Last week we featured Paul Simon’s Graceland which helped bring the plight of apartheid South Africa into more relatable terms by putting it on everyone’s radio and stereo.  We’ll transition smoothly into our next album of the week with another South African band from the apartheid era that was also involved with Simon on the Graceland sessions.

In 1969, a band was formed in South Africa between Sipho Mchunu and Johnny Clegg.  Mchunu, who’s black, and Clegg, white, met during a guitar off and became fast friends; they quickly joined forces and created an underground group – Juluka – meaning sweat (and also the name of a bull owned by Mchunu.  Julukasince it was interracial wasn’t allowed to perform publicly in apartheid South Africa.  However, street performances and speakeasy type clubs were the only places Juluka could perform.  In fact, Clegg was arrested nd beaten several times by police for race mixing and his anti-apartheid lyrics.

After years of building a following through word of mouth, the band finally had enough street credit to garner a single in 1976.  After another three years of gigging, they were able to release their first album.  Two years after that, they released a second album to rave reviews and were able to make an American and European tour.  Juluka performed in traditional Zulu garb and the whole band would perform a traditional war dance on stage.

Despite this success, Juluka was banned from the government approved black radio station Radio Bantu because apparently Clegg was seen as ‘offensive’ to Zulu and at that time the contemporary black culture (seems oddly similar to some ideologies today).  They were also initially banned by the South African Musician’s union, but in the mid 80s this ban was lifted and they were able to collect their fees.

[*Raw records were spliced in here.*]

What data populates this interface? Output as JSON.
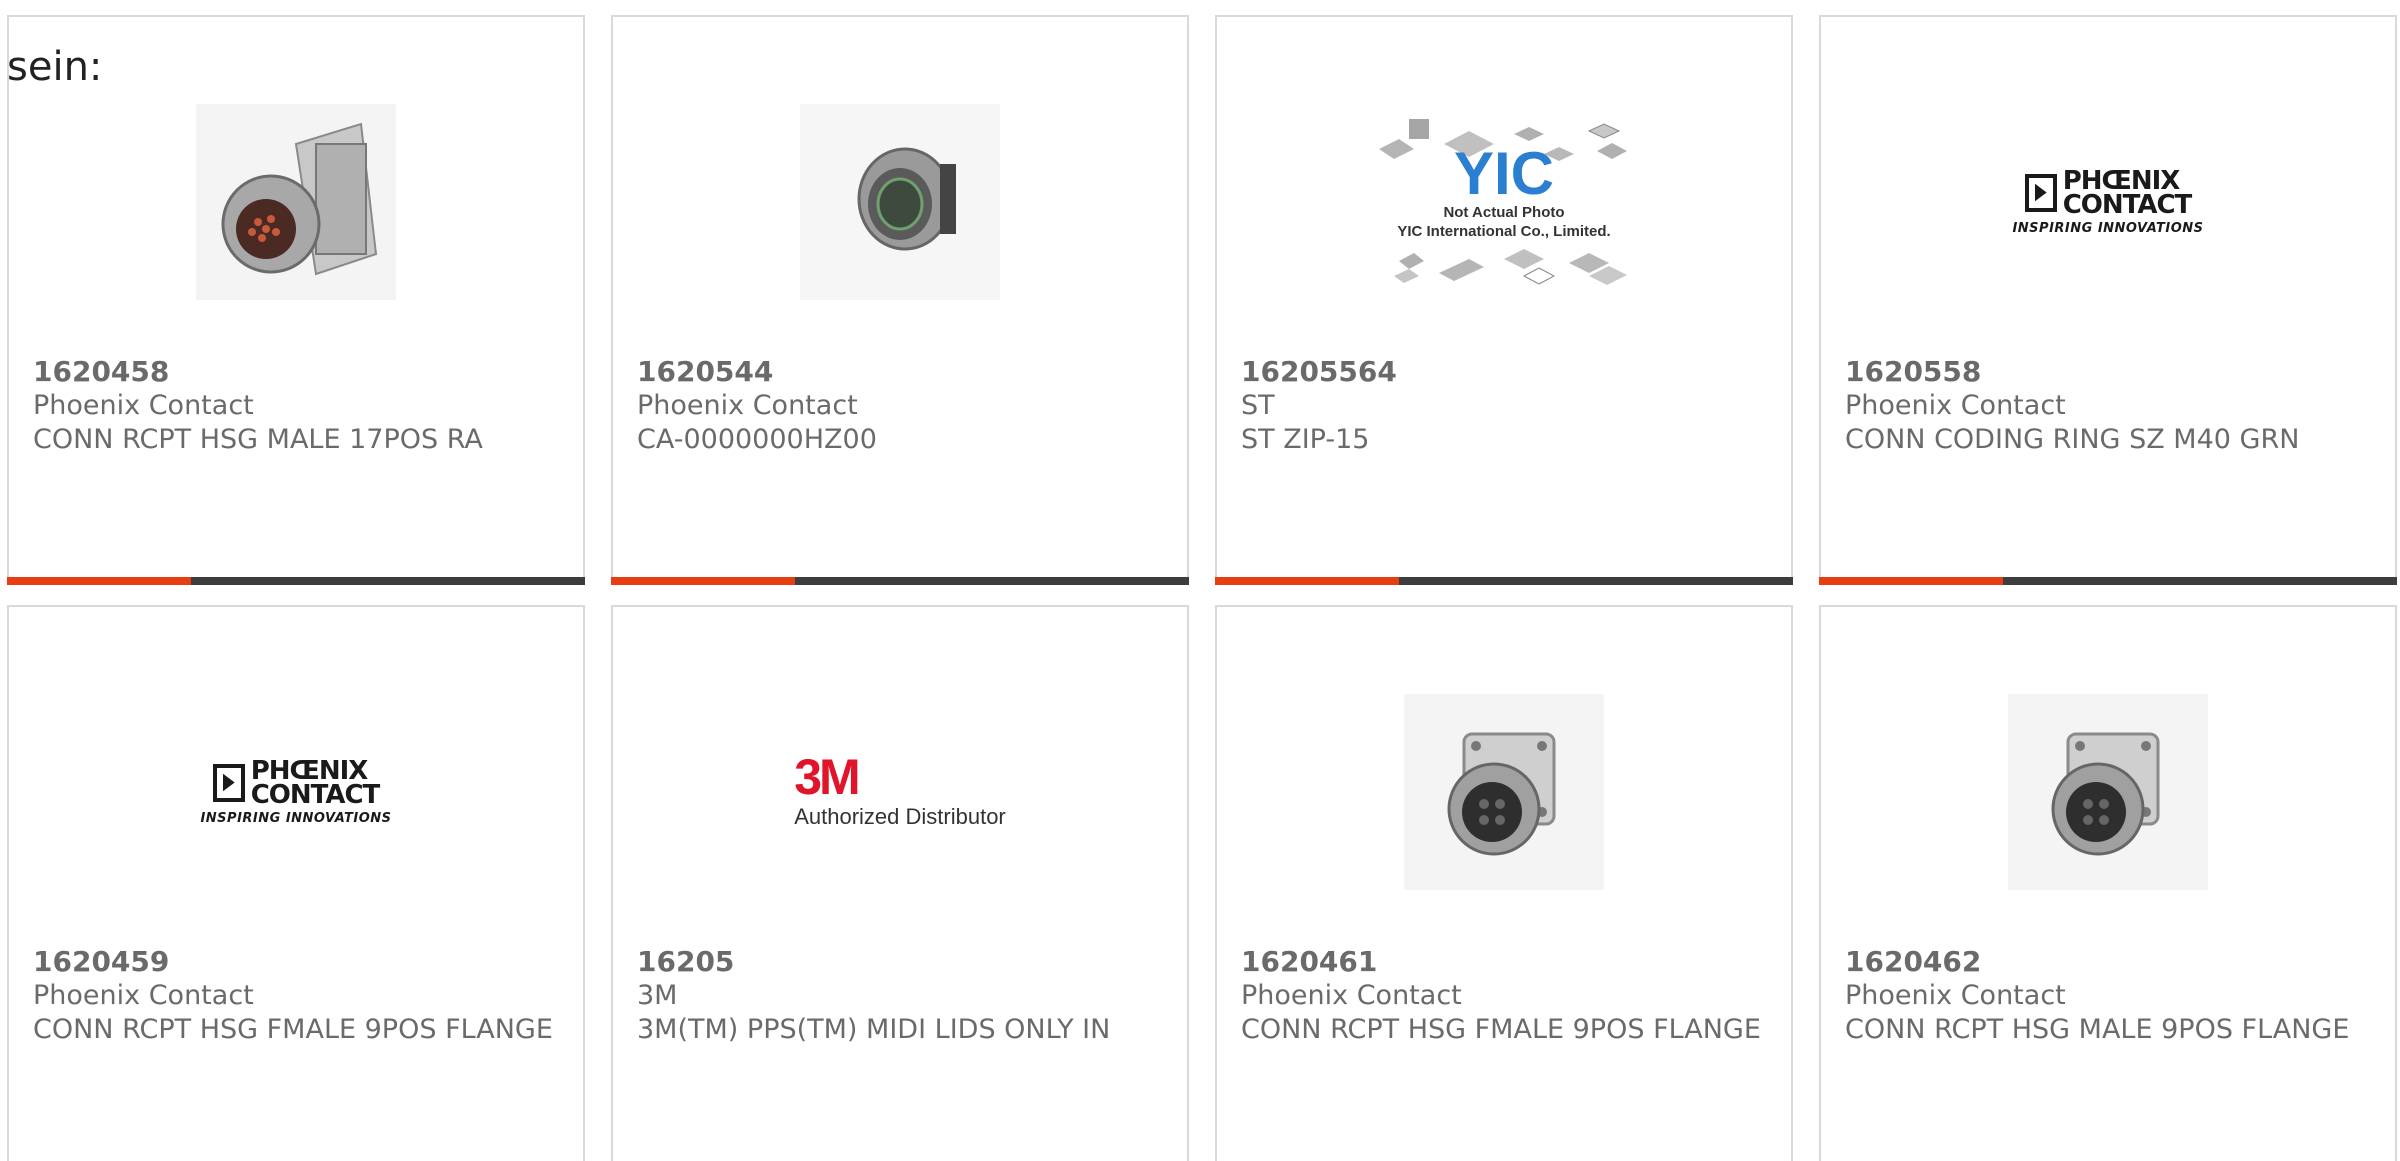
{
  "intro_text": "sein:",
  "colors": {
    "accent": "#e63d12",
    "bar": "#3d3d3d",
    "card_border": "#d9d9d9",
    "text": "#6a6a6a"
  },
  "products": [
    {
      "part_number": "1620458",
      "manufacturer": "Phoenix Contact",
      "description": "CONN RCPT HSG MALE 17POS RA",
      "image": "angled-circular-connector-photo"
    },
    {
      "part_number": "1620544",
      "manufacturer": "Phoenix Contact",
      "description": "CA-0000000HZ00",
      "image": "round-connector-photo"
    },
    {
      "part_number": "16205564",
      "manufacturer": "ST",
      "description": "ST ZIP-15",
      "image": "yic-placeholder",
      "image_text": {
        "logo": "YIC",
        "line1": "Not Actual Photo",
        "line2": "YIC International Co., Limited."
      }
    },
    {
      "part_number": "1620558",
      "manufacturer": "Phoenix Contact",
      "description": "CONN CODING RING SZ M40 GRN",
      "image": "phoenix-contact-logo",
      "image_text": {
        "line1": "PHŒNIX",
        "line2": "CONTACT",
        "tagline": "INSPIRING INNOVATIONS"
      }
    },
    {
      "part_number": "1620459",
      "manufacturer": "Phoenix Contact",
      "description": "CONN RCPT HSG FMALE 9POS FLANGE",
      "image": "phoenix-contact-logo",
      "image_text": {
        "line1": "PHŒNIX",
        "line2": "CONTACT",
        "tagline": "INSPIRING INNOVATIONS"
      }
    },
    {
      "part_number": "16205",
      "manufacturer": "3M",
      "description": "3M(TM) PPS(TM) MIDI LIDS ONLY IN",
      "image": "3m-logo",
      "image_text": {
        "logo": "3M",
        "tagline": "Authorized Distributor"
      }
    },
    {
      "part_number": "1620461",
      "manufacturer": "Phoenix Contact",
      "description": "CONN RCPT HSG FMALE 9POS FLANGE",
      "image": "flange-connector-photo"
    },
    {
      "part_number": "1620462",
      "manufacturer": "Phoenix Contact",
      "description": "CONN RCPT HSG MALE 9POS FLANGE",
      "image": "flange-connector-photo"
    }
  ]
}
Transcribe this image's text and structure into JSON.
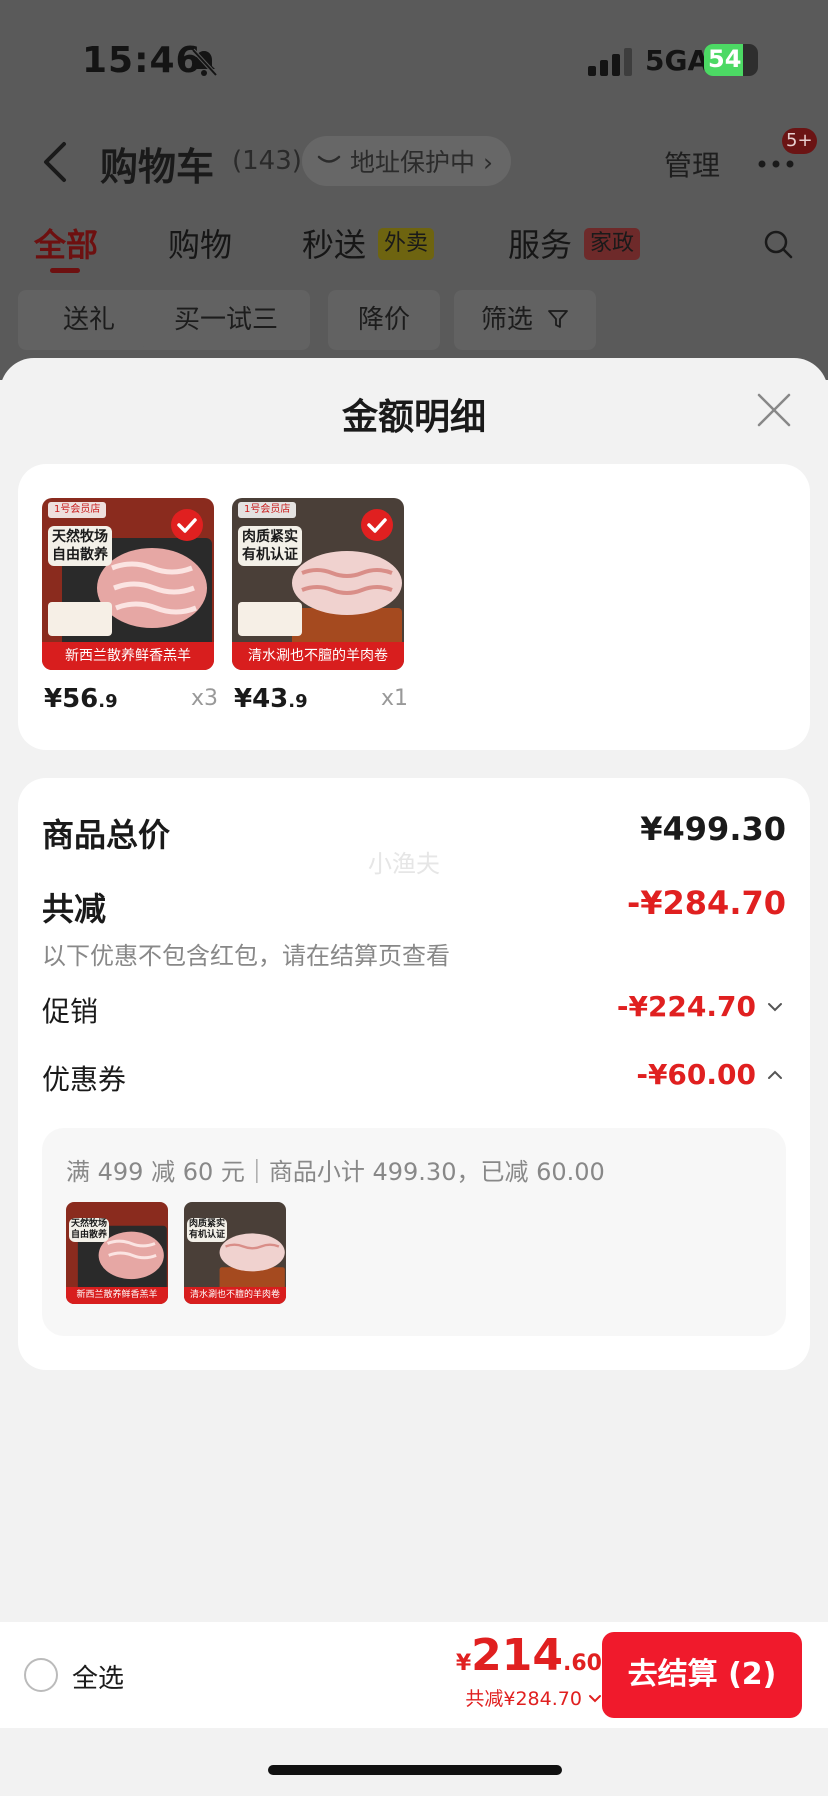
{
  "status_bar": {
    "time": "15:46",
    "network": "5GA",
    "battery": "54"
  },
  "header": {
    "title": "购物车",
    "count": "(143)",
    "address_protect": "地址保护中 ›",
    "manage": "管理",
    "more_badge": "5+"
  },
  "tabs": [
    {
      "label": "全部"
    },
    {
      "label": "购物"
    },
    {
      "label": "秒送",
      "tag": "外卖"
    },
    {
      "label": "服务",
      "tag": "家政"
    }
  ],
  "chips": [
    "送礼",
    "买一试三",
    "降价",
    "筛选"
  ],
  "sheet": {
    "title": "金额明细",
    "products": [
      {
        "tag_line1": "天然牧场",
        "tag_line2": "自由散养",
        "caption": "新西兰散养鲜香羔羊",
        "price_int": "¥56",
        "price_dec": ".9",
        "qty": "x3"
      },
      {
        "tag_line1": "肉质紧实",
        "tag_line2": "有机认证",
        "caption": "清水涮也不膻的羊肉卷",
        "price_int": "¥43",
        "price_dec": ".9",
        "qty": "x1"
      }
    ],
    "summary": {
      "total_label": "商品总价",
      "total_value": "¥499.30",
      "watermark": "小渔夫",
      "reduce_label": "共减",
      "reduce_value": "-¥284.70",
      "reduce_hint": "以下优惠不包含红包，请在结算页查看",
      "promo_label": "促销",
      "promo_value": "-¥224.70",
      "coupon_label": "优惠券",
      "coupon_value": "-¥60.00",
      "coupon_detail": "满 499 减 60 元｜商品小计 499.30，已减 60.00"
    }
  },
  "bottom_bar": {
    "select_all": "全选",
    "currency": "¥",
    "total_int": "214",
    "total_dec": ".60",
    "saved": "共减¥284.70",
    "checkout": "去结算 (2)"
  },
  "colors": {
    "accent": "#e02020",
    "checkout": "#f01a2c"
  }
}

Juluka broke up in 1985 when Siphp Mchunu left the music scene to return to his family’s farm in order to take care of them and it.  Johnny Clegg formed another group Savuka; however, the two reunited in the late 1990s to record one final album.

Our album of the week, Juluka‘s Stand Your Ground (Warner Bros., 1984) is basically an international release of their 1983 album Work for All but with four new original songs distributed specifically for the European and North American audiences.

Enjoy it and in the spirit of coming together enjoy this album with whatever you want.